Tying in with Hori’s own mission “to educate students to become visionary leaders who create innovative societies”, GLOBIS now has seven campuses across Japan as well as a Pre-MBA offering campus in San Francisco. 


New MBA models

The GLOBIS Pre-MBA is a 12-week course which allows students to take a number of MBA modules, with credits transferable onto the MBA program. This allows students to either take specific courses to upskill around their job, or to experience the GLOBIS MBA before deciding to enroll in the full program.

Another option to experience a taste of GLOBIS before (or without) committing to a full MBA is the nano-MBA, a six-week course that offers a 0.5 MBA credit and covers the fundamentals of the MBA. 

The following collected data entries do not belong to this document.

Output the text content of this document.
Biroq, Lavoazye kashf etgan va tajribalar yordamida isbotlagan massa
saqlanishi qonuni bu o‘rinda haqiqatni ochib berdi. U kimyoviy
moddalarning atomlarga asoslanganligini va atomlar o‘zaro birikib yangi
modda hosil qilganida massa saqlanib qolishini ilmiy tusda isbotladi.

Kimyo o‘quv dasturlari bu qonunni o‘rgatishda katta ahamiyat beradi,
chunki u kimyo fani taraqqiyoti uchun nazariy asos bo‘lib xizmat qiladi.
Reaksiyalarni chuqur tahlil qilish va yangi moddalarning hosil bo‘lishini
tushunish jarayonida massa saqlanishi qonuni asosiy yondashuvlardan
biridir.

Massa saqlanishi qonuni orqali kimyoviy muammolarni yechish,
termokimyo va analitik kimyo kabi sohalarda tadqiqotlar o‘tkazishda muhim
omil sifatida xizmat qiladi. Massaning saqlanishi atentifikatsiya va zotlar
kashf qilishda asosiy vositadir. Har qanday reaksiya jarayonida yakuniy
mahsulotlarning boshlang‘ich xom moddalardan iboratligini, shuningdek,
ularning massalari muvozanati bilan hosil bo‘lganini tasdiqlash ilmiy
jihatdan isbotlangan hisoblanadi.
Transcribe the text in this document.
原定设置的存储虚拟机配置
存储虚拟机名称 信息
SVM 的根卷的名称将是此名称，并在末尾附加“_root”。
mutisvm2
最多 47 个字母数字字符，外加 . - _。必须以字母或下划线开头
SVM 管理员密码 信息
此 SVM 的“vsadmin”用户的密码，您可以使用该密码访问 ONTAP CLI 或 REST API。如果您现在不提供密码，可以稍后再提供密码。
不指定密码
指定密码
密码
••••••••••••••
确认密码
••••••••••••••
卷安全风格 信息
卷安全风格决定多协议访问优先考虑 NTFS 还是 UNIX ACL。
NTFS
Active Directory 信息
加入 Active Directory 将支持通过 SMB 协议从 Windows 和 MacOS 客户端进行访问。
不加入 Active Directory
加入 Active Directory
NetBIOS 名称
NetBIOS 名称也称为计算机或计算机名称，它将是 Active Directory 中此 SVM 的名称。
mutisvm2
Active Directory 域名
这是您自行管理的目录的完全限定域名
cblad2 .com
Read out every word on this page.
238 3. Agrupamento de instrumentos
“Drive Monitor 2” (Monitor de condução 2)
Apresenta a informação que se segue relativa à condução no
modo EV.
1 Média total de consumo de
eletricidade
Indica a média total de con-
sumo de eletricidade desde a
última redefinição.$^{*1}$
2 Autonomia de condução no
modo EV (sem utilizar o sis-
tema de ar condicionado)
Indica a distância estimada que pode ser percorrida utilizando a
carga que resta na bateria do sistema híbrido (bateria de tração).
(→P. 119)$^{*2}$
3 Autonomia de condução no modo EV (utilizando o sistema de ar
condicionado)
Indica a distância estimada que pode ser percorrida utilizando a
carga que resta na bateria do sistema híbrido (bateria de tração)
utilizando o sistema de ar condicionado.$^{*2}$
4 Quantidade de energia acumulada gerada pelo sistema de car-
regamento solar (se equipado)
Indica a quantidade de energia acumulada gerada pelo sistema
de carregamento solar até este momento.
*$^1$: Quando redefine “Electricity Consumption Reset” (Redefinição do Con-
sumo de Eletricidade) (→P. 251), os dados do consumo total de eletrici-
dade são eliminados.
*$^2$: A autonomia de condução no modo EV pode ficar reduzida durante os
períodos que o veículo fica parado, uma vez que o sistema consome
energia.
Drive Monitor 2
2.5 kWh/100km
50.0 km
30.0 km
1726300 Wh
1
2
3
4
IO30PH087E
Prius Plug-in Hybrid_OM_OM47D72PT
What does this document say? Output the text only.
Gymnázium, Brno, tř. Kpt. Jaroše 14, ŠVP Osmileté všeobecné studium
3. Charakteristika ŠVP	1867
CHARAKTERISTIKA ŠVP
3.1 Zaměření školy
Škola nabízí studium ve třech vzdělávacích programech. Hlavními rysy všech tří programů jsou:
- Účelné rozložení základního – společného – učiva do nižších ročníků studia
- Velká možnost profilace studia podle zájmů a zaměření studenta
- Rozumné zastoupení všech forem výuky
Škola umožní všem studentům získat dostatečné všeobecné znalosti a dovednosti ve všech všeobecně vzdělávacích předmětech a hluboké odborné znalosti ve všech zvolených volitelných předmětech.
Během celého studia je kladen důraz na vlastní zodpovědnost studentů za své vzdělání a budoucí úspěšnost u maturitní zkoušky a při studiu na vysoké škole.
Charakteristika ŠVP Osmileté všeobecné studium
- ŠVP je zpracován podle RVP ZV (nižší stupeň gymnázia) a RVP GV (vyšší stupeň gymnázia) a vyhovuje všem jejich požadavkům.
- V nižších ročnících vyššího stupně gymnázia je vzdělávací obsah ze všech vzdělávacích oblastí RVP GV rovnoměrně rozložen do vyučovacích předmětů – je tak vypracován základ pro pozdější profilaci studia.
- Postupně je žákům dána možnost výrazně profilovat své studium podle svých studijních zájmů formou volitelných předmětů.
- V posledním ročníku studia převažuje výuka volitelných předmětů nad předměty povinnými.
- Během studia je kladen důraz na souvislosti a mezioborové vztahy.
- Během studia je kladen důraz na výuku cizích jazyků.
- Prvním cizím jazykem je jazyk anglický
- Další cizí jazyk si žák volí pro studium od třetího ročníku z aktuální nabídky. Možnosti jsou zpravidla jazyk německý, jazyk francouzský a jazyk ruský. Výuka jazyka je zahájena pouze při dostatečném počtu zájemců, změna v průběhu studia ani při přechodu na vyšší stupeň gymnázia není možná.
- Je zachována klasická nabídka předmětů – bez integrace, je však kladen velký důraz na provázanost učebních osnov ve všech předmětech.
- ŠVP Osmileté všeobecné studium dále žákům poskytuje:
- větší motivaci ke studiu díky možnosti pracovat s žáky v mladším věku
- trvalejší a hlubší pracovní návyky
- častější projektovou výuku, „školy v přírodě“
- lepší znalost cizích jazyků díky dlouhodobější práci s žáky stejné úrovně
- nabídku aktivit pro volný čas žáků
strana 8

During the program, students can use GLOBIS’s AI Chat Learning tool (GAiChaL) to practice applying what they’ve learned in hypothetical business situations and gain immediate feedback. The use of AI for teaching is also fundamental to GLOBIS’s Unlimited MBA model, which allows a subscription to unlimited access to around 1350 different e-learning videos. Hori says that 300,000 people are currently paid subscribers to the $20-a-month service, which is delivered in English and Japanese.

For Hori, the evolving model of programs on offer at GLOBIS is a response to the agile business world.

“I used to use Harvard or Stanford as our benchmark but now I believe that we need to match the business school to the quickly advancing technological environment of the business world,” he concludes.